Growing Wearable Engagement Through Experimentation
Continuous optimization across onboarding, education, and activation.
- Role
- Product Designer
- Platform
- iOS & Android
- Team
- Product Manager · Engineering · Data Science · UX Research · Content Design
- Focus
- Activation · Engagement · Retention · Feature Adoption
Context
Over two years on Meta’s Wearables Onboarding, I partnered with Product Manager, Engineering, Data Science, UX Research, and Content Design to continuously improve the first-time user experience. Rather than treating onboarding as a fixed flow, we treated it as a product that could be measured, tested, and optimized.
Every experiment began with behavioral data, a clear hypothesis, and measurable success metrics. Together, these experiments increased activation, feature adoption, and long-term engagement across millions of AI glasses users.
Experiment 01
Redesigning Optional Feature Setup
Hypothesis
Users are more likely to connect optional features when they can quickly understand their value and only see features relevant to them.
The original experience presented optional setup as a text-heavy list, making it difficult for users to understand the value of each feature or quickly identify what was relevant to them.
I redesigned the experience into a visual, card-based flow that surfaced each feature’s value upfront while dynamically prioritizing recommendations based on the user’s context. By making the experience more glanceable and personalized, users could make faster decisions with less cognitive load and fewer unnecessary steps.
Impact
- +23% provider linking
- +2–4% Communications WAU
- ~10% Partner Music WAU
- Statistically significant improvements across every shipped provider
Experiment 02
Simplifying Device Transfer
Hypothesis
Users acquiring a previously owned device shouldn’t discover ownership issues halfway through onboarding. Detecting registered devices early and guiding users through ownership transfer upfront would reduce friction and improve setup completion.

Previously, users pairing a device that was still registered to another account didn’t encounter the ownership issue until much later in onboarding. This unexpected interruption forced them to leave the flow, unpair the device, perform a factory reset, and restart the entire setup process, resulting in significant drop-off.
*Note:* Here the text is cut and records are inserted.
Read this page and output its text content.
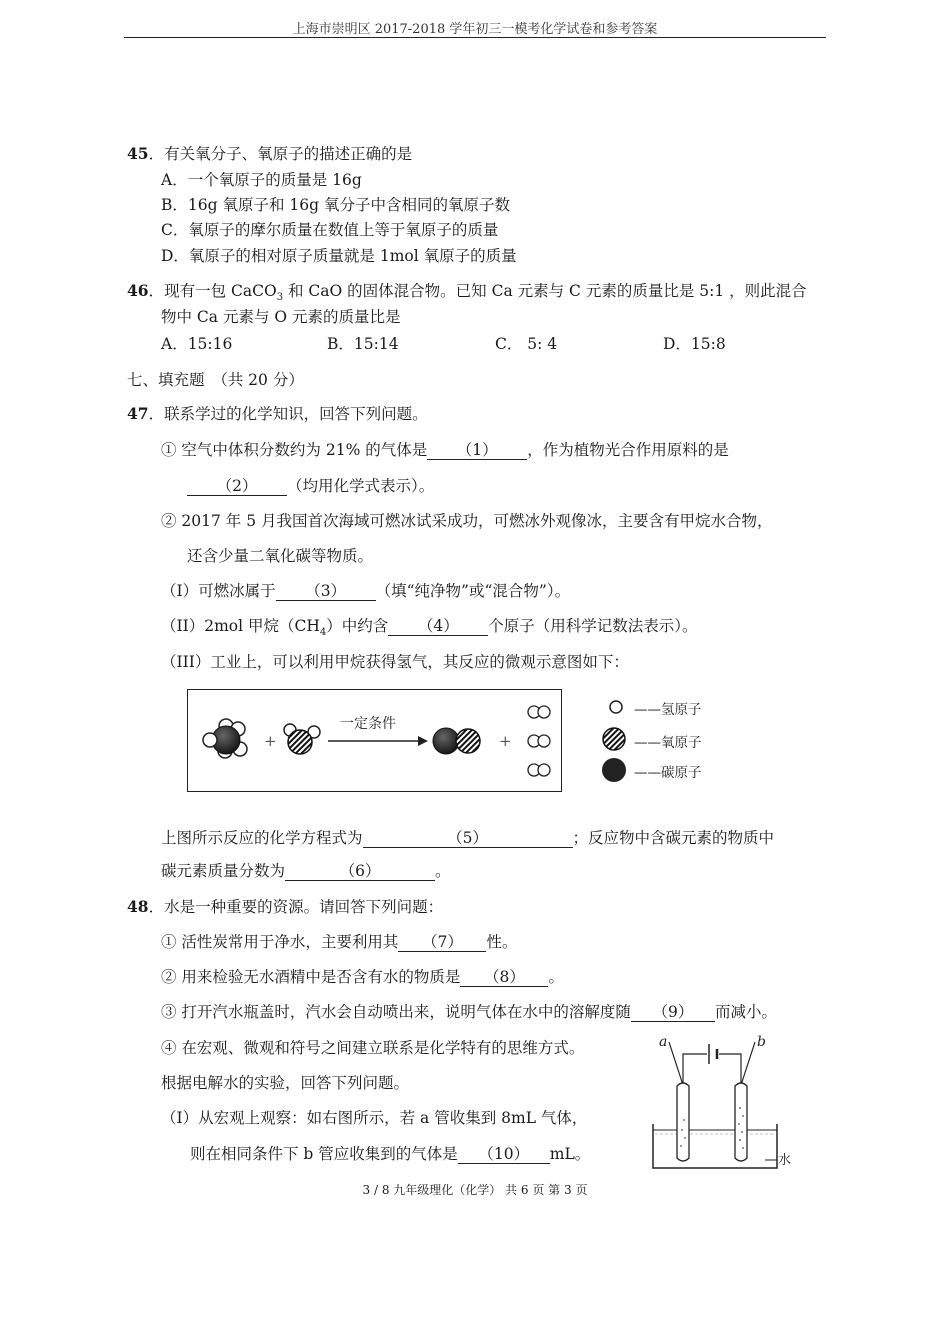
上海市崇明区 2017-2018 学年初三一模考化学试卷和参考答案
45．有关氧分子、氧原子的描述正确的是
A．一个氧原子的质量是 16g
B．16g 氧原子和 16g 氧分子中含相同的氧原子数
C．氧原子的摩尔质量在数值上等于氧原子的质量
D．氧原子的相对原子质量就是 1mol 氧原子的质量
46．现有一包 CaCO$_3$ 和 CaO 的固体混合物。已知 Ca 元素与 C 元素的质量比是 5:1 ，则此混合
物中 Ca 元素与 O 元素的质量比是
A．15:16	B．15:14	C． 5: 4	D．15:8
七、填充题　（共 20 分）
47．联系学过的化学知识，回答下列问题。
① 空气中体积分数约为 21% 的气体是 （1） ，作为植物光合作用原料的是
（2） （均用化学式表示）。
② 2017 年 5 月我国首次海域可燃冰试采成功，可燃冰外观像冰，主要含有甲烷水合物，
还含少量二氧化碳等物质。
（I）可燃冰属于 （3） （填“纯净物”或“混合物”）。
（II）2mol 甲烷$(CH_4)$中约含 （4） 个原子（用科学记数法表示）。
（III）工业上，可以利用甲烷获得氢气，其反应的微观示意图如下：
+
一定条件
+
——氢原子
——氧原子
——碳原子
上图所示反应的化学方程式为	（5）	；反应物中含碳元素的物质中
碳元素质量分数为	（6）	。
48．水是一种重要的资源。请回答下列问题：
① 活性炭常用于净水，主要利用其 （7） 性。
② 用来检验无水酒精中是否含有水的物质是 （8） 。
③ 打开汽水瓶盖时，汽水会自动喷出来，说明气体在水中的溶解度随 （9） 而减小。
④ 在宏观、微观和符号之间建立联系是化学特有的思维方式。
根据电解水的实验，回答下列问题。
（I）从宏观上观察：如右图所示，若 a 管收集到 8mL 气体，
则在相同条件下 b 管应收集到的气体是 （10） mL。
a	b
水
3 / 8 九年级理化（化学） 共 6 页 第 3 页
I redesigned the experience to detect previously registered devices immediately after discovery. Users were guided through unpairing and factory reset before onboarding began, and once the device returned to discovery mode, pairing resumed automatically. By resolving ownership transfer upfront, the rest of the onboarding experience became uninterrupted.
Impact
- +3.3 percentage point increase in 24-hour setup completion
Experiment 03
Teaching Meta AI Through Onboarding
Hypothesis
Users are more likely to adopt Meta AI when onboarding demonstrates practical, everyday use cases instead of generic voice commands.
Working closely with Data Science, I redesigned the Meta AI Tour by introducing an additional education screen featuring data-informed sample prompts that highlighted high-value, real-world scenarios. Rather than simply teaching voice commands, the experience helped users discover meaningful ways to control their device and interact with Meta AI from day one.
Impact
- +1.0% AI Daily Active Users
- +1.7% AI Weekly Active Users
Experiment 04
Teaching Music Features at the Right Moment
Hypothesis
Users are more likely to adopt music features immediately after successfully linking a music provider than during optional feature setup.

Instead of ending the experience after users linked their music provider, I introduced a contextual education moment that immediately demonstrated how music could be controlled hands-free using voice. Showing users what they could do at the moment they completed setup reinforced the value of the feature and encouraged immediate adoption.